HIP ABDUCTOR DEFICIENCY: WHAT CAN YOU DO ABOUT IT?

Current Concepts in Joint Replacement (CCJR) – Spring 2015



Abstract

Abductor deficiency after THA can result from proximal femoral bone loss, trochanteric avulsion, muscle destruction associated with infection, pseudotumor, ALTR to metal debris, or other causes. Whiteside has described a transfer of the tensor muscle and anterior gluteus maximus to the greater trochanter for treatment of absent abductors after THA. Transposition of the tensor muscle requires raising an anterior soft tissue flap to the lever of the interval between the tensor muscle and sartorius, which is the same interval used in an anterior approach to the hip. The muscle is transected distally and transposed posteriorly to attach to the proximal femur. This can result in soft tissue redundancy between the posterior tensor muscle and anterior gluteus maximus. This interval is separated and the anterior gluteus maximis also attached to the proximal femur.

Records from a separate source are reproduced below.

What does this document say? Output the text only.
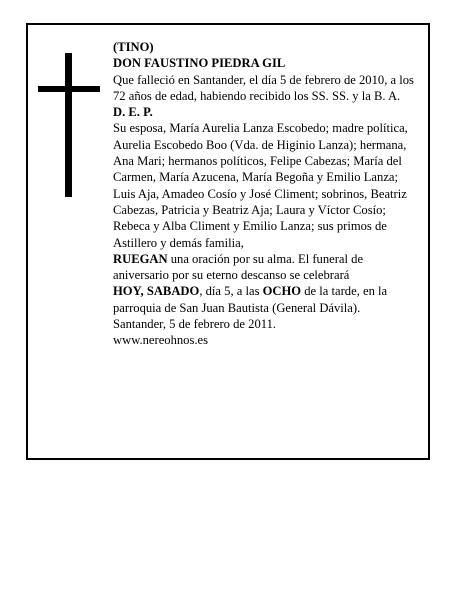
(TINO)

DON FAUSTINO PIEDRA GIL

Que falleció en Santander, el día 5 de febrero de 2010, a los

72 años de edad, habiendo recibido los SS. SS. y la B. A.

D. E. P.

Su esposa, María Aurelia Lanza Escobedo; madre política, Aurelia Escobedo Boo (Vda. de Higinio Lanza); hermana, Ana Mari; hermanos políticos, Felipe Cabezas; María del Carmen, María Azucena, María Begoña y Emilio Lanza; Luis Aja, Amadeo Cosío y José Climent; sobrinos, Beatriz Cabezas, Patricia y Beatriz Aja; Laura y Víctor Cosío; Rebeca y Alba Climent y Emilio Lanza; sus primos de Astillero y demás familia,

RUEGAN una oración por su alma. El funeral de aniversario por su eterno descanso se celebrará

HOY, SABADO, día 5, a las OCHO de la tarde, en la parroquia de San Juan Bautista (General Dávila).

Santander, 5 de febrero de 2011.

www.nereohnos.es
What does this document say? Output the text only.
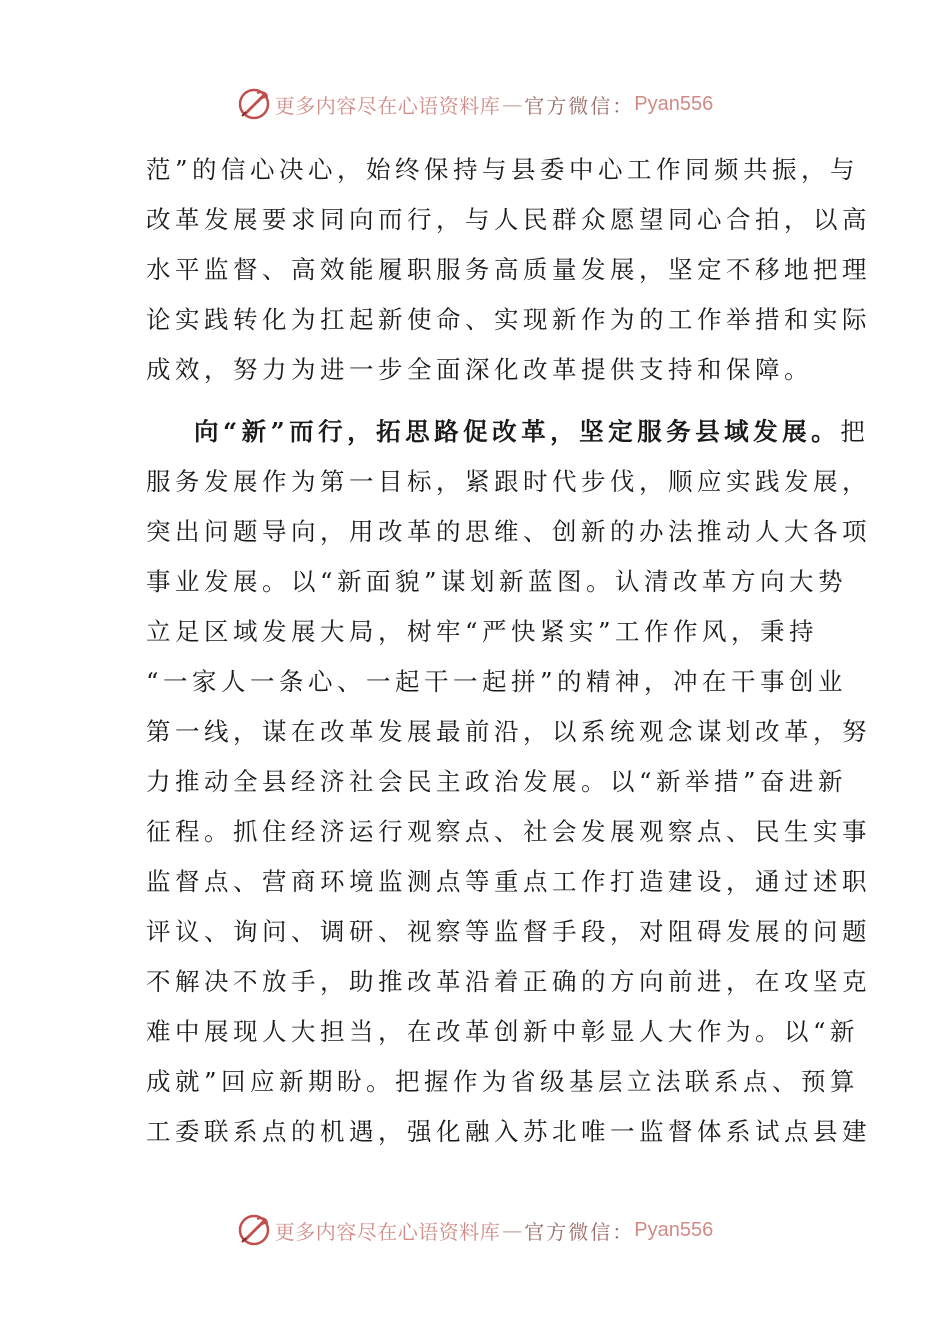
更多内容尽在心语资料库 — 官方微信： Pyan556
范”的信心决心，始终保持与县委中心工作同频共振，与
改革发展要求同向而行，与人民群众愿望同心合拍，以高
水平监督、高效能履职服务高质量发展，坚定不移地把理
论实践转化为扛起新使命、实现新作为的工作举措和实际
成效，努力为进一步全面深化改革提供支持和保障。
向“新”而行，拓思路促改革，坚定服务县域发展。把
服务发展作为第一目标，紧跟时代步伐，顺应实践发展，
突出问题导向，用改革的思维、创新的办法推动人大各项
事业发展。以“新面貌”谋划新蓝图。认清改革方向大势
立足区域发展大局，树牢“严快紧实”工作作风，秉持
“一家人一条心、一起干一起拼”的精神，冲在干事创业
第一线，谋在改革发展最前沿，以系统观念谋划改革，努
力推动全县经济社会民主政治发展。以“新举措”奋进新
征程。抓住经济运行观察点、社会发展观察点、民生实事
监督点、营商环境监测点等重点工作打造建设，通过述职
评议、询问、调研、视察等监督手段，对阻碍发展的问题
不解决不放手，助推改革沿着正确的方向前进，在攻坚克
难中展现人大担当，在改革创新中彰显人大作为。以“新
成就”回应新期盼。把握作为省级基层立法联系点、预算
工委联系点的机遇，强化融入苏北唯一监督体系试点县建
更多内容尽在心语资料库 — 官方微信： Pyan556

Relatively large unconstrained (36 mm heads) were not found to be effective in controlling dislocation in patients with abductor deficiency. In our practice, 11 patients with abductor deficiency were treated with Whiteside's tensor muscle transfer and an unconstrained large diameter femoral head. The mean pre-operative abductor strength was 2.2 and improved to 3.2 post-operatively. One patient sustained a dislocation four weeks after surgery which was treated with open reduction. All of the other hips have remained stable. The combination of a large head and tensor muscle transposition may be a viable alternative to use of a fully constrained component in patients with deficient abductors after THA.